Sounds like the axle is broken inside the hub.
Gerry
Hi,
recently I have been experiencing a kind of "slipping" action while pedalling, so I took apart the bottom bracket and found that one bearing cage is damaged. After some searching online I've found that some people simply replace caged ball bearings in favour of using loose ones and now I'm wondering, would it be possible for me to take these nine ball bearings, throw away the cage and just use them loose? Or would this result in some kind of damage to my bike?
Thanks,
Scott
You would need to add a bearing ball or two if you remove the cage. The cage is simply there to hold the bearing balls in place.
Gerry :)
I've got an old Pegasus 10 speed. The crank on one side has some play, front and back. I tried the simple fix of tightening it up, but it didn't help. Any suggestions.

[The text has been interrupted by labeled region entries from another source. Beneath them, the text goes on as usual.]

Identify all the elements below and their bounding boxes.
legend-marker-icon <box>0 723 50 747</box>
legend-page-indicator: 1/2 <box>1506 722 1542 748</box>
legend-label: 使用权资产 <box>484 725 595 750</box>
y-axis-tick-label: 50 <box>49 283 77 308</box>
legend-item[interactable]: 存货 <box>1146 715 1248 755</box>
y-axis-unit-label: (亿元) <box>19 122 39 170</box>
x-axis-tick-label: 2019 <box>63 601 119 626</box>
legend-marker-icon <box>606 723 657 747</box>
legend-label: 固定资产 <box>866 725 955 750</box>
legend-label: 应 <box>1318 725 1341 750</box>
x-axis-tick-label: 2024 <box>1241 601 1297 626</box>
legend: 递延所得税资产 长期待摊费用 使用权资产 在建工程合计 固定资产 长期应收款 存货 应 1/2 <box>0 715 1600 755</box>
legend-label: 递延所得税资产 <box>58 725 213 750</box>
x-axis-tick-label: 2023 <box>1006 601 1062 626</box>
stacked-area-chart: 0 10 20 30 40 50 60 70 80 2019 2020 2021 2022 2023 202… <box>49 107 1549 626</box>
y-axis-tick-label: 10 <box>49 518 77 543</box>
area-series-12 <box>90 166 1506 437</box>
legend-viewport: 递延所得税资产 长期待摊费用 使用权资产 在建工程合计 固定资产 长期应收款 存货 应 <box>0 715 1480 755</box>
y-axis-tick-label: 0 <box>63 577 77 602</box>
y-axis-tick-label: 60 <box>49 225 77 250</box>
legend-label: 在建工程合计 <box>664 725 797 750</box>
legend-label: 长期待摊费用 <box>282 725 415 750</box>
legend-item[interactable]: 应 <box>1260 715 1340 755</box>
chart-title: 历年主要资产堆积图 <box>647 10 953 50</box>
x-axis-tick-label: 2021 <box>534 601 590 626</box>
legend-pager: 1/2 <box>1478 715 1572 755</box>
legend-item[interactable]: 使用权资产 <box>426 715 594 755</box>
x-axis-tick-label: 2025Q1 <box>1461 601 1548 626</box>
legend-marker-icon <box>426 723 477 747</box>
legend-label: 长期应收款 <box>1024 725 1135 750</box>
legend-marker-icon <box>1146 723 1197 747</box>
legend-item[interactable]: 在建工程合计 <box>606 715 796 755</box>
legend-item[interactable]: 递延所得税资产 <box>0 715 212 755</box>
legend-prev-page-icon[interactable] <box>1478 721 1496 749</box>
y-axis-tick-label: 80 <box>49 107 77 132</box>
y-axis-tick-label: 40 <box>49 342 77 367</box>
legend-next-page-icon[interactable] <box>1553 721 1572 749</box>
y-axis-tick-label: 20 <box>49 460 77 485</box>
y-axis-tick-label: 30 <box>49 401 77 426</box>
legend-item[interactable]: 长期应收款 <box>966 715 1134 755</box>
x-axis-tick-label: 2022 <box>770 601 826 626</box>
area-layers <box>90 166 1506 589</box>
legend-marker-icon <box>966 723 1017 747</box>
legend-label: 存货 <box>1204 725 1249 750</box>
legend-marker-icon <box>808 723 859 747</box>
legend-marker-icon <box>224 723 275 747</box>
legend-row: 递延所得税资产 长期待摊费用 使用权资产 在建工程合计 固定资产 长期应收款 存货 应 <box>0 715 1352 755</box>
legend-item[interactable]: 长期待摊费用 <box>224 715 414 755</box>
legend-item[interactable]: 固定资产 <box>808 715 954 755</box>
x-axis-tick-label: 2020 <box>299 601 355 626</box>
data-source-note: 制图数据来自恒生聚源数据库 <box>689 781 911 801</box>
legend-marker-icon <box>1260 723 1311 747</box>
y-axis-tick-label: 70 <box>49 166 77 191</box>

The seat of the crank that goes into the axle is now rounded out and there is no amount of torque that will keep it there. You will have to replace that crank arm. When you do, tighten it up again after 2 weeks.
Gerry :)
Thanks this helped more than any other site.The pics and step by step i could understand.
People like you help keep the world on track. Thanks for taking your time and sharing your knowledge. You've certainly helped me out!
And thank you for making my day.
Gerry :)
There is a special lockring tool that will prevent damaging the lockring with pliers.
Also, A sealed bearing bottom bracket can easily be rebuilt, bearings cleaned and repacked or replaced. There are 6 parts to a sealed bottom bracket. The left removable threaded cap. The right flanged threaded cap, 2 sealed bearings, a hollow tube body between the two bearings and the spindle. They are pressed together and can be seperated by tapping on the righthand end of the spindle with a hammer. First hold the right cap and tap the spindle out, then hold the body and tap the spindle out of the right bearing. Once apart the seals can be carefully pried out with a razor blade and the bearings cleaned and repacked, then replace the seals.
This is all good , but not when one gets to picture (9), this is were you must get the proper tool or make one. If you use the big pliers, it will only damage the threads!!!!Trust me, you will get it off, but you might not get it "back on".Dont chance it!!!
Yes you do have to be careful since those pliers are not made for that job. I have done hundreds of time this way and never had problem but I am careful and too cheap to buy the prorer tool.